Chase Allen isn’t just a local artist or the owner of The Iron Fish Gallery on Daufuskie Island, now he’s the Audience Choice for Martha Stewart’s American Made competition. But really, he’s a craftsman who loves what he does and wants to help others out.
After acquiring a degree in marketing and working in sales for a year, Chase realized that the office life was not for him, so he moved to Daufuskie Island with a knowledge of how to weld. And for the next couple of years, he welded found pieces of metal together, making abstract art.

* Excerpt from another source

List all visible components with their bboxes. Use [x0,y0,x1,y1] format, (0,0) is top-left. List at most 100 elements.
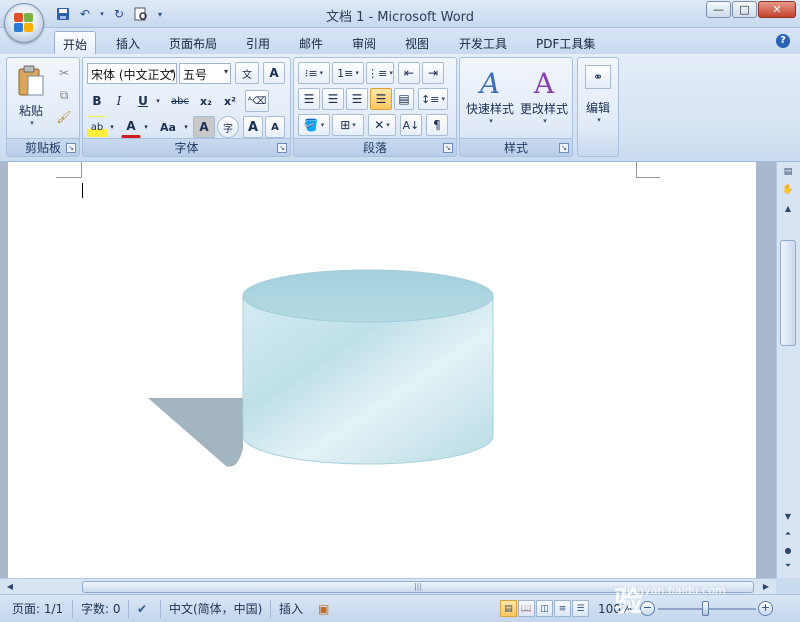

It wasn’t until 2004 that he found his focus and main source of inspiration – the coastal life. He decided to make sculptures of things that he enjoyed – the outdoors and fishing – and it turned out to be the right decision. The series of fish and mermaid he made sold immediately, so he decided he’d make a few more.

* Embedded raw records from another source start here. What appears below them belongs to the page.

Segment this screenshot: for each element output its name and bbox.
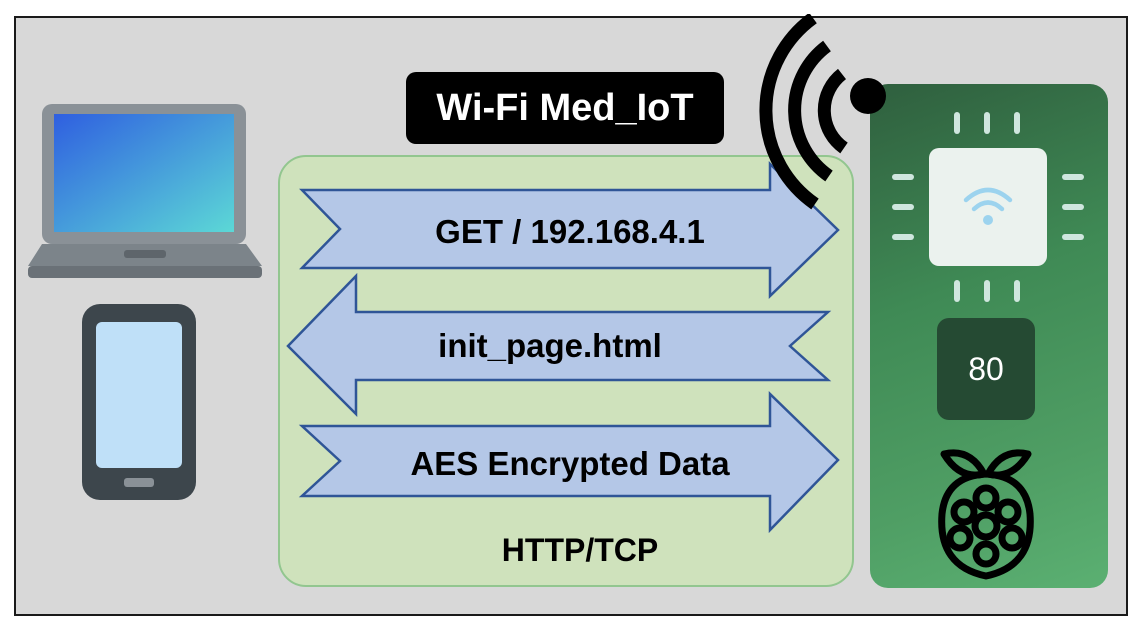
laptop-icon	[28, 104, 262, 278]
encrypted-data-label: AES Encrypted Data	[410, 445, 730, 482]
protocol-label: HTTP/TCP	[501, 531, 659, 568]
smartphone-icon	[82, 304, 196, 500]
chip-wifi-icon	[963, 187, 1013, 225]
response-label: init_page.html	[438, 327, 662, 364]
wifi-broadcast-icon	[759, 14, 886, 210]
raspberry-pi-icon	[938, 449, 1034, 580]
wifi-ssid-banner: Wi-Fi Med_IoT	[406, 72, 724, 144]
request-label: GET / 192.168.4.1	[435, 213, 705, 250]
port-badge: 80	[937, 318, 1035, 420]
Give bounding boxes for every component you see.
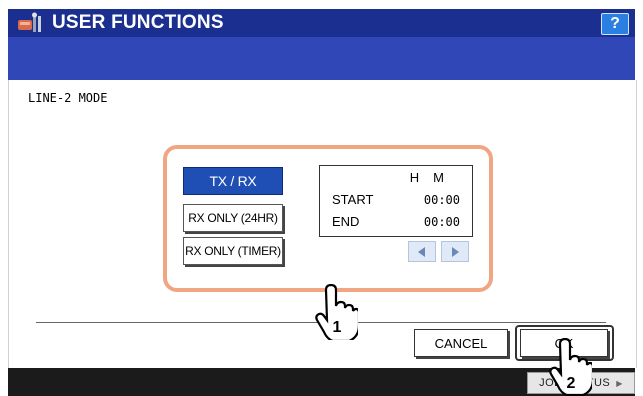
user-functions-icon xyxy=(18,12,41,32)
cancel-button[interactable]: CANCEL xyxy=(414,329,508,357)
arrow-right-icon xyxy=(452,246,459,257)
start-time-value[interactable]: 00:00 xyxy=(424,193,460,207)
page-title: USER FUNCTIONS xyxy=(52,12,224,33)
arrow-left-icon xyxy=(418,246,425,257)
step-1-number: 1 xyxy=(333,319,342,336)
rx-only-24hr-button[interactable]: RX ONLY (24HR) xyxy=(183,204,283,232)
timer-panel: HM START 00:00 END 00:00 xyxy=(319,165,473,237)
rx-only-timer-button[interactable]: RX ONLY (TIMER) xyxy=(183,237,283,265)
start-label: START xyxy=(332,192,374,207)
tx-rx-button[interactable]: TX / RX xyxy=(183,167,283,195)
next-button[interactable] xyxy=(441,241,469,262)
previous-button[interactable] xyxy=(408,241,436,262)
header-band xyxy=(8,37,635,80)
step-2-number: 2 xyxy=(567,375,576,392)
title-bar: USER FUNCTIONS ? xyxy=(8,9,635,38)
end-time-value[interactable]: 00:00 xyxy=(424,215,460,229)
minute-header: M xyxy=(433,170,458,185)
hour-header: H xyxy=(409,170,434,185)
help-button[interactable]: ? xyxy=(601,13,629,35)
mode-label: LINE-2 MODE xyxy=(28,91,108,105)
end-label: END xyxy=(332,214,360,229)
hand-pointer-icon: 1 xyxy=(315,284,358,340)
chevron-right-icon: ▶ xyxy=(616,378,623,388)
timer-column-headers: HM xyxy=(410,170,458,185)
hand-pointer-icon: 2 xyxy=(549,338,592,396)
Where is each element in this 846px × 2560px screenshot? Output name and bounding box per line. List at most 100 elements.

“It was the right move to make,” said Chase. “Now, I’m known for this coastal décor.”
When he started, he was working in a tent next to an old Gullah cottage but after about five years, he was able to purchase the cottage and even build his own studio to work out of. Now customers can come by, roam through his shop and even see him in a sea of sparks, welding next door.
After a customer nominated him for Martha Stewart’s American Made competition, Chase had to compete against artists making everything from quilts and floral arrangements to skincare products, compost and pasta. But he decided he wasn’t just going to do this for himself; he was going to do it for Claire Desmelik, a friend from high school, who just found out that her 6-year-old son, Holmes, has a brain tumor.
Chase found out that he won and was named the American Made Audience Choice after a month of voting. On November 6, he and his wife were flown out to New York to meet Martha Stewart and attend several dinners and events. But instead of keeping the prize of $10,000, Chase donated all of it –$7,000 to the Desmelik’s to help with their medical bills and the other $3,000 to the Alzheimer’s Association, Ankylosing Spondylitis Association, Doctors Without Borders and a scholarship fund for any high school student interested in learning blacksmithing at John C. Campbell Folk School.
“Honestly, I had no choice,” he said. “I’ve been so fortunate to have the life that I have and the career that I have, it makes it very easy to give back.”
Before Chase even found out he’d won, he made plans to go with a friend to the Leaf Festival, a family-friendly music festival in North Carolina, and Claire happened to be going. It’s there Chase got to meet Holmes. Claire gave him a “Holmes Team” T-shirt and he officially became part of the Desmelik’s support group, which has just over 2,000 members.
“They obviously have a super long road to travel,” said Chase. “They’re at the very beginning phases of trying to treat this tumor.”
Because of Martha Stewart’s contest, new customers were able to find out about Chase and he was able to help Holmes. Chase said that he’s very thankful for the award and that he wouldn’t have received it without his loyal customers and everyone who believed in the causes he was supporting. And despite his generous donation, Chase does not want the spotlight to stay on himself.
“It shouldn’t be about me giving, it should be about people looking at their lives through a slightly different lens. And when you’re looking at it through that lens, it’s really, really easy to give; it’s almost more difficult not to give because you realize how blessed you are. That’s my message.”